May 30 2009
Microsoft’s bada Bing
Four rebrands in five years tell their own story.
From “MSN Search” to “Windows Live Search” to “Live Search” to “Bing” (by way of “Kumo”), Microsoft’s expensive experiment in search reflects the insatiable appetite of chief executive Steve Ballmer to take on Google.
But Microsoft is playing smart and is likely to say that it is trying to compete not with Google, but with Yahoo, currently the number two search engine in the US.
The reason is clear: Microsoft is so far behind Google in search that, in many respects, it is not even in the same race.
While Google enjoys more than 64% of searches in the US, Microsoft trundles along with 8.2%. But Microsoft is at least notionally able to compete with Yahoo, which enjoys 20% of the market.
Microsoft has a history of “coming from behind”. It did so with Microsoft Office and it did so with Internet Explorer. But in both cases, it was able to leverage its near monopoly as an operating system to win dominance in the long term.
But the web is a much more level playing field and Microsoft has found itself buffeted by an upstart that, 10 years ago, was being described by some as a novelty search engine.
So along comes Bing, promising more relevant search results and less wasteful clicking.
I was shown a non-live demo of the new search engine; as such, it’s hard to form a sensible conclusion.
I can say that Bing is very aesthetically pleasing, and that its design feels intuitive and practical. It groups together relevant information quite well and could improve on the paradigm of searching that we have all become used to.
There are some concerns, however. Microsoft decides which associated and relevant information it will show you – based, in part, on partnerships with local content providers.
This may well be the best related information; it may well not. Who decides, and on what basis?
This is also a staged launch: first in the US, and then in other territories. And there’s no dedicated mobile component. Bing feels like a work in progress – and it almost certainly is one. But will a service that is effectively a giant beta be enough to turn heads and to change users’ learned behaviour?
Another issue is simple: inertia. Why would people stop using Google and start using Bing?
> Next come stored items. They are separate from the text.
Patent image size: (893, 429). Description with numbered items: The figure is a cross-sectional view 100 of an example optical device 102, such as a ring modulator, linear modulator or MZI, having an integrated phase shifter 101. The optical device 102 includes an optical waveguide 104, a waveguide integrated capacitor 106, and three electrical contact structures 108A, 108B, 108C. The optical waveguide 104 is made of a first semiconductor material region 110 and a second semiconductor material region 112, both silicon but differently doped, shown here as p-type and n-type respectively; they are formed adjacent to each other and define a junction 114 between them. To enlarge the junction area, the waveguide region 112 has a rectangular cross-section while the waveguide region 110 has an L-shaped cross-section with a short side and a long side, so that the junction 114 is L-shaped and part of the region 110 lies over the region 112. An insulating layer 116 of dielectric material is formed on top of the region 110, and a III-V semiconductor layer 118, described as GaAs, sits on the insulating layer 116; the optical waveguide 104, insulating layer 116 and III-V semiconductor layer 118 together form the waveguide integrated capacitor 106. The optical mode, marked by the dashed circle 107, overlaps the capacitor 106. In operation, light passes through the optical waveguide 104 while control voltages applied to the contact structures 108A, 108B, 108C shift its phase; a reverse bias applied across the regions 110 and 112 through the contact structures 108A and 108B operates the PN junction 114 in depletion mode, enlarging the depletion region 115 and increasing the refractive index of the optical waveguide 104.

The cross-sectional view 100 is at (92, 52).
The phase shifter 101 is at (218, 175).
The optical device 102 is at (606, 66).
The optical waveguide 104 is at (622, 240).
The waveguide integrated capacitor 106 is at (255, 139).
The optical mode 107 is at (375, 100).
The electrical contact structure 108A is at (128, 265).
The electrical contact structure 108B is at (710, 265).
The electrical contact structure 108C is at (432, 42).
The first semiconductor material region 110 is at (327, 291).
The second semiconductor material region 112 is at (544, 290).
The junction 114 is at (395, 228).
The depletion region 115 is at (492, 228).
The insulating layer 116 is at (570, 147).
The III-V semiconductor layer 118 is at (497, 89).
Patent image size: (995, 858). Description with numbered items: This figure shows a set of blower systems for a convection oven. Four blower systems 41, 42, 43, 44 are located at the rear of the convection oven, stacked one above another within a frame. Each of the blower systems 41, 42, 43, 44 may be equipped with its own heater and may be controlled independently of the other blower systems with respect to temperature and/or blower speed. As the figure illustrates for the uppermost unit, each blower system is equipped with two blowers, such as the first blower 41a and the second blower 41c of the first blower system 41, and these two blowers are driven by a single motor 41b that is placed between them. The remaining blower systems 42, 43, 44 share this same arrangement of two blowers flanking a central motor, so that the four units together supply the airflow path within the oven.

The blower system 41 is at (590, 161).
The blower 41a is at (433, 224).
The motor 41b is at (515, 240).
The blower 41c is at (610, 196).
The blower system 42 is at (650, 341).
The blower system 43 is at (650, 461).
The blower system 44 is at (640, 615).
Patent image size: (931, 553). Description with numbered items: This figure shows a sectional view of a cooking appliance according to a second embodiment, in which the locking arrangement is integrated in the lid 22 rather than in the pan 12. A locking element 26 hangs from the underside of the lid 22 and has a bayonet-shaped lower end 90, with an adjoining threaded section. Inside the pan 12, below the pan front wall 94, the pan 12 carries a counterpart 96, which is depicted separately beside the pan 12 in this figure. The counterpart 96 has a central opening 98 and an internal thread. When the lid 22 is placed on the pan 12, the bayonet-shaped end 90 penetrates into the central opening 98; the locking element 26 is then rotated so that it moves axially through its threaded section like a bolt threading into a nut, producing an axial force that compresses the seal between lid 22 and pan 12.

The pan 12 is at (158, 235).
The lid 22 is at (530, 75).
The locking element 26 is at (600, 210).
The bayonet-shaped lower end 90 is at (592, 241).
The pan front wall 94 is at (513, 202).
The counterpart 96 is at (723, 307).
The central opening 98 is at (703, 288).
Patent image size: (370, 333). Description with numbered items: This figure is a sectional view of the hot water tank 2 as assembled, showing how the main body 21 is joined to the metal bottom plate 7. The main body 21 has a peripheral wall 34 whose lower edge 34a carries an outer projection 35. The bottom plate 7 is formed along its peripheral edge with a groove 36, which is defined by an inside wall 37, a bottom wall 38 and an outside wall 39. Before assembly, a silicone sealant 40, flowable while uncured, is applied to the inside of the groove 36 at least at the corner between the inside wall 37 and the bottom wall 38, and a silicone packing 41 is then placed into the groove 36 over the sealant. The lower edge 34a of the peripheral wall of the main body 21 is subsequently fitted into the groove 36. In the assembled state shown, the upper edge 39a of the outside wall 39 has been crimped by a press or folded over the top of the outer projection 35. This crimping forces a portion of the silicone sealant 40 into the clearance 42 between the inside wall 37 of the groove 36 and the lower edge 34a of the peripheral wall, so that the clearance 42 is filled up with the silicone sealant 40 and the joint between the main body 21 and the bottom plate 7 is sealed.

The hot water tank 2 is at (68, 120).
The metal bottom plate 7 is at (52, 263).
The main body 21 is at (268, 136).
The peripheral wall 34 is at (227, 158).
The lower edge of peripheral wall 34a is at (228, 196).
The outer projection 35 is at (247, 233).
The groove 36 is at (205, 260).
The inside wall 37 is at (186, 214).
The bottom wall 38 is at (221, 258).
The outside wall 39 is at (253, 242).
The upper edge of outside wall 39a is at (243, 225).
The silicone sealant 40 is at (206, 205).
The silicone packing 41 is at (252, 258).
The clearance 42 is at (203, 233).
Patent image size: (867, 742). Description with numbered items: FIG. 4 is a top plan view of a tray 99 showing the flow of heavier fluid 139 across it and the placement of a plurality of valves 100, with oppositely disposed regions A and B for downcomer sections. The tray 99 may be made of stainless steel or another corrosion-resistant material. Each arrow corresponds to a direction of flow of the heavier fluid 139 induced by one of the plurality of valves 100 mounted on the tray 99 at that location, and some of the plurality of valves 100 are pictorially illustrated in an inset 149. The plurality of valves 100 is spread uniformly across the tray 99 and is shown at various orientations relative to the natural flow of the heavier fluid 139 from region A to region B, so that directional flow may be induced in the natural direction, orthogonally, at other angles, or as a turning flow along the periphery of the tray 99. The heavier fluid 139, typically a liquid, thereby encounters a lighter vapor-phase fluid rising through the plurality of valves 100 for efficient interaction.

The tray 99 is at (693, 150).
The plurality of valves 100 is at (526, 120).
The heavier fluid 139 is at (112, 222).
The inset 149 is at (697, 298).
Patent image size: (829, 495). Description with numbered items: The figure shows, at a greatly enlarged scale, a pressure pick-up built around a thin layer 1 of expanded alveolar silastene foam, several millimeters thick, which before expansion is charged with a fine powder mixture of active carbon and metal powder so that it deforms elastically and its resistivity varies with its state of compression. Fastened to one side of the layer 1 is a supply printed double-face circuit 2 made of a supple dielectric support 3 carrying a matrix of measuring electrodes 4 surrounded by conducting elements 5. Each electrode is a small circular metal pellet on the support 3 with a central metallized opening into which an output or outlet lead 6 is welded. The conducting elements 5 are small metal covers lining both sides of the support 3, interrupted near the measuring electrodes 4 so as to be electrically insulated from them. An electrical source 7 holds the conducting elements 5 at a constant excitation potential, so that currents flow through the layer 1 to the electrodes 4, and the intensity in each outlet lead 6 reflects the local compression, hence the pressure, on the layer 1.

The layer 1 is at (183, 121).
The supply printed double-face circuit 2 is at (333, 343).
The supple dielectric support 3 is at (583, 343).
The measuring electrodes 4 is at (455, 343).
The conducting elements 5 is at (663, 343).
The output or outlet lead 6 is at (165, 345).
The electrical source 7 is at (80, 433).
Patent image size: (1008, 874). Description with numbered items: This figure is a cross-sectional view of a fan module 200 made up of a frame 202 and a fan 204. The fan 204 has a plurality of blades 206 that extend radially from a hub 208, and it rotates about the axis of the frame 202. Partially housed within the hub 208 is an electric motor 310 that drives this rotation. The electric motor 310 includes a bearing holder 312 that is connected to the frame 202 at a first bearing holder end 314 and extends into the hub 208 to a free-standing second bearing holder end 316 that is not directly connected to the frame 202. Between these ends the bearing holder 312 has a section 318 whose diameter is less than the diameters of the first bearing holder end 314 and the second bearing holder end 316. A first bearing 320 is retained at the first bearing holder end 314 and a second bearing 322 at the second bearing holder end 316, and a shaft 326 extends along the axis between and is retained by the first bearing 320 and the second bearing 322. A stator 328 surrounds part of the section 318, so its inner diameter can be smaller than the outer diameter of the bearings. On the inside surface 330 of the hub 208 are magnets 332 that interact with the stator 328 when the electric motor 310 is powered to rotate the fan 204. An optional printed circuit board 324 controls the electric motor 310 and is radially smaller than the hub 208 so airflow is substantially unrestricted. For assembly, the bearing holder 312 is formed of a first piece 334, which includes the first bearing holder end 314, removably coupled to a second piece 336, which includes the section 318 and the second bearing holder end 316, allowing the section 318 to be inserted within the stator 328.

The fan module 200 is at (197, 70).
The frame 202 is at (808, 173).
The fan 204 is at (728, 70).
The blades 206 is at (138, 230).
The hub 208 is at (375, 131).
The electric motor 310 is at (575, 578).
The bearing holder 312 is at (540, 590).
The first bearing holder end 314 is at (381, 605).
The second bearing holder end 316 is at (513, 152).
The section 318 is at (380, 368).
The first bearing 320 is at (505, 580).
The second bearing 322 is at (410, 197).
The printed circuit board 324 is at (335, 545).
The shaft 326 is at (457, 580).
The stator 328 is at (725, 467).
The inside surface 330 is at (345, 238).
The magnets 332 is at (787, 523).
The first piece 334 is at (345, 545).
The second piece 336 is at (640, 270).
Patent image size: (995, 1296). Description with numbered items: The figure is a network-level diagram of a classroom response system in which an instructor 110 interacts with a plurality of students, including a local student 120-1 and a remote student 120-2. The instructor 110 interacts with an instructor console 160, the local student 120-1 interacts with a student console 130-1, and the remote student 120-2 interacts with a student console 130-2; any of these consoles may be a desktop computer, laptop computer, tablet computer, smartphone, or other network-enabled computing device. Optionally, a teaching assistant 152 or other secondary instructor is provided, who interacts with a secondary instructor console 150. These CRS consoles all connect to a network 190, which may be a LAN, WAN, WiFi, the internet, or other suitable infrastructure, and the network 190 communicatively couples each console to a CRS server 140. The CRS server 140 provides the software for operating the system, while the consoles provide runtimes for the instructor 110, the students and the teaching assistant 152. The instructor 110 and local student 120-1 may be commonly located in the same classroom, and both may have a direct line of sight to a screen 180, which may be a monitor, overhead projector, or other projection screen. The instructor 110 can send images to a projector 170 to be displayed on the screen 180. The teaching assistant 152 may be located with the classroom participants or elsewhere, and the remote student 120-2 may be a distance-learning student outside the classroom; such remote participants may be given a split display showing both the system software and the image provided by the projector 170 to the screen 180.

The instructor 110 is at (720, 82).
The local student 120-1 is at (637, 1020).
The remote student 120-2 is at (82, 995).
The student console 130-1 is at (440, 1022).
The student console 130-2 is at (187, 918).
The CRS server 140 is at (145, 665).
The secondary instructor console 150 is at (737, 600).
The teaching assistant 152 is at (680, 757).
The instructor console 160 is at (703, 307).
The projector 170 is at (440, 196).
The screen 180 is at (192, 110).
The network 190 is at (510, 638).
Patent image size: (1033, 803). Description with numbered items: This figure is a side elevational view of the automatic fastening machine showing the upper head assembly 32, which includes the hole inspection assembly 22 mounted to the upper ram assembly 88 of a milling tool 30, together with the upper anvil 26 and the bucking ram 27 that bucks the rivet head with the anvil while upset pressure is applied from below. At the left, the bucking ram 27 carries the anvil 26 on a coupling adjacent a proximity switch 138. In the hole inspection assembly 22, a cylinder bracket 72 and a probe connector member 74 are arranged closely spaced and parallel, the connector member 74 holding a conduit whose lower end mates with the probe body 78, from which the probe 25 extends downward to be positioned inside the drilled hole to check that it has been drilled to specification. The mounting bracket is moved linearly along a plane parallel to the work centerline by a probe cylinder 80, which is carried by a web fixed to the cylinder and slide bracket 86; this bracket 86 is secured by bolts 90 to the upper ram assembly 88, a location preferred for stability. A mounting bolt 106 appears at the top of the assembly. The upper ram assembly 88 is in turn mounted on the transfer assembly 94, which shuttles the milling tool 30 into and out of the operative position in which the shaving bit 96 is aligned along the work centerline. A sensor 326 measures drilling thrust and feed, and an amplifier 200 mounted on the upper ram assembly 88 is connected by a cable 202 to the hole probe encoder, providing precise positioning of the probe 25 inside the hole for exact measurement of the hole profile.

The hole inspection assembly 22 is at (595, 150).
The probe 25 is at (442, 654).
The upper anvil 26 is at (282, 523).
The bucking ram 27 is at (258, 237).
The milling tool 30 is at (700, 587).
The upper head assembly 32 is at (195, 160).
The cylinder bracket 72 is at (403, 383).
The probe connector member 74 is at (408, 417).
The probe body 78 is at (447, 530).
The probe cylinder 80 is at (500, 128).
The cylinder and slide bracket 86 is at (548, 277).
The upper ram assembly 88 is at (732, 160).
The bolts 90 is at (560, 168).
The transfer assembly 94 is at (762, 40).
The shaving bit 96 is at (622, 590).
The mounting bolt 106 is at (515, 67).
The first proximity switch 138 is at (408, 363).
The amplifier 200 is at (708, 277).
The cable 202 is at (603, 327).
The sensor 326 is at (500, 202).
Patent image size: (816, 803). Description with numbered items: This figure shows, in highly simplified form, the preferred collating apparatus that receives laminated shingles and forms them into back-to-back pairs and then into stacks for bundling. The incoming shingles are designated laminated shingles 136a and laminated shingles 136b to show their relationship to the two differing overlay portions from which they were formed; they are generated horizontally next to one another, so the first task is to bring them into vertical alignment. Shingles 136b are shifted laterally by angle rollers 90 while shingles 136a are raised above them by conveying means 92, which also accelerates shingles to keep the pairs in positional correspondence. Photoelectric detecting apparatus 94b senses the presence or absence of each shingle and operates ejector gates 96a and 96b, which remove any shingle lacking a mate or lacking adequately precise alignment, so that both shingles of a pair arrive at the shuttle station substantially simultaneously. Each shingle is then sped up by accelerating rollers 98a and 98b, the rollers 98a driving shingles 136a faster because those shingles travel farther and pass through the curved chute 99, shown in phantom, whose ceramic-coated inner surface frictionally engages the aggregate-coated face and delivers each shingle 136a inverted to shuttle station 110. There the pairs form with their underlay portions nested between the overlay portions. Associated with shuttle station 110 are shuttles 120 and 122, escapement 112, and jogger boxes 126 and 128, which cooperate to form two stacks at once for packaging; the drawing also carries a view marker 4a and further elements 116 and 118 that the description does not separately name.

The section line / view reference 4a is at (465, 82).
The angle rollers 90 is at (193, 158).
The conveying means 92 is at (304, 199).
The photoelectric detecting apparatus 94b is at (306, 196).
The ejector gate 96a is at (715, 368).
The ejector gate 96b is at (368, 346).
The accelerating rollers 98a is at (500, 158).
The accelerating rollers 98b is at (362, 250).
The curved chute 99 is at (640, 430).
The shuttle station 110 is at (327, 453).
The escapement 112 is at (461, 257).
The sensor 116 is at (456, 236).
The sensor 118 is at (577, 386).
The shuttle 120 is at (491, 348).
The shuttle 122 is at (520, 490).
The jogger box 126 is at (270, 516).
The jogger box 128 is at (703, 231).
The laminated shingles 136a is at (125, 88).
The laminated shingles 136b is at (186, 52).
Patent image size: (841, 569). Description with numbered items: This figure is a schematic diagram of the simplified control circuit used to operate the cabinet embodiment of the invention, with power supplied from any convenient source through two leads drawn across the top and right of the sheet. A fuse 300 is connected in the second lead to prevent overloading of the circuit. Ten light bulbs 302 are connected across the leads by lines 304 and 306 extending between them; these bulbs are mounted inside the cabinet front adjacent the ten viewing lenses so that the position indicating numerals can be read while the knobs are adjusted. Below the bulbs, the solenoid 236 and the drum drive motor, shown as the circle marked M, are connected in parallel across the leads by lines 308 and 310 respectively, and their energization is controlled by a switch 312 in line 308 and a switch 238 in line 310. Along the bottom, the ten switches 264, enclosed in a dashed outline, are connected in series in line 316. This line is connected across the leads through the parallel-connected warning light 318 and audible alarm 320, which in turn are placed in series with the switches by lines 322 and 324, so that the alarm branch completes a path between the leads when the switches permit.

Microsoft says that 40% of search queries go unanswered. But if users were so dissatisfied with their search engine, we wouldn’t see such dominance from one player. And of course, there are differing levels of need associated with queries – some of my searches are speculative because I don’t know if the answer is definitely out there, while other are essential.
If the 40% of unanswered search queries are trivial queries, then who cares?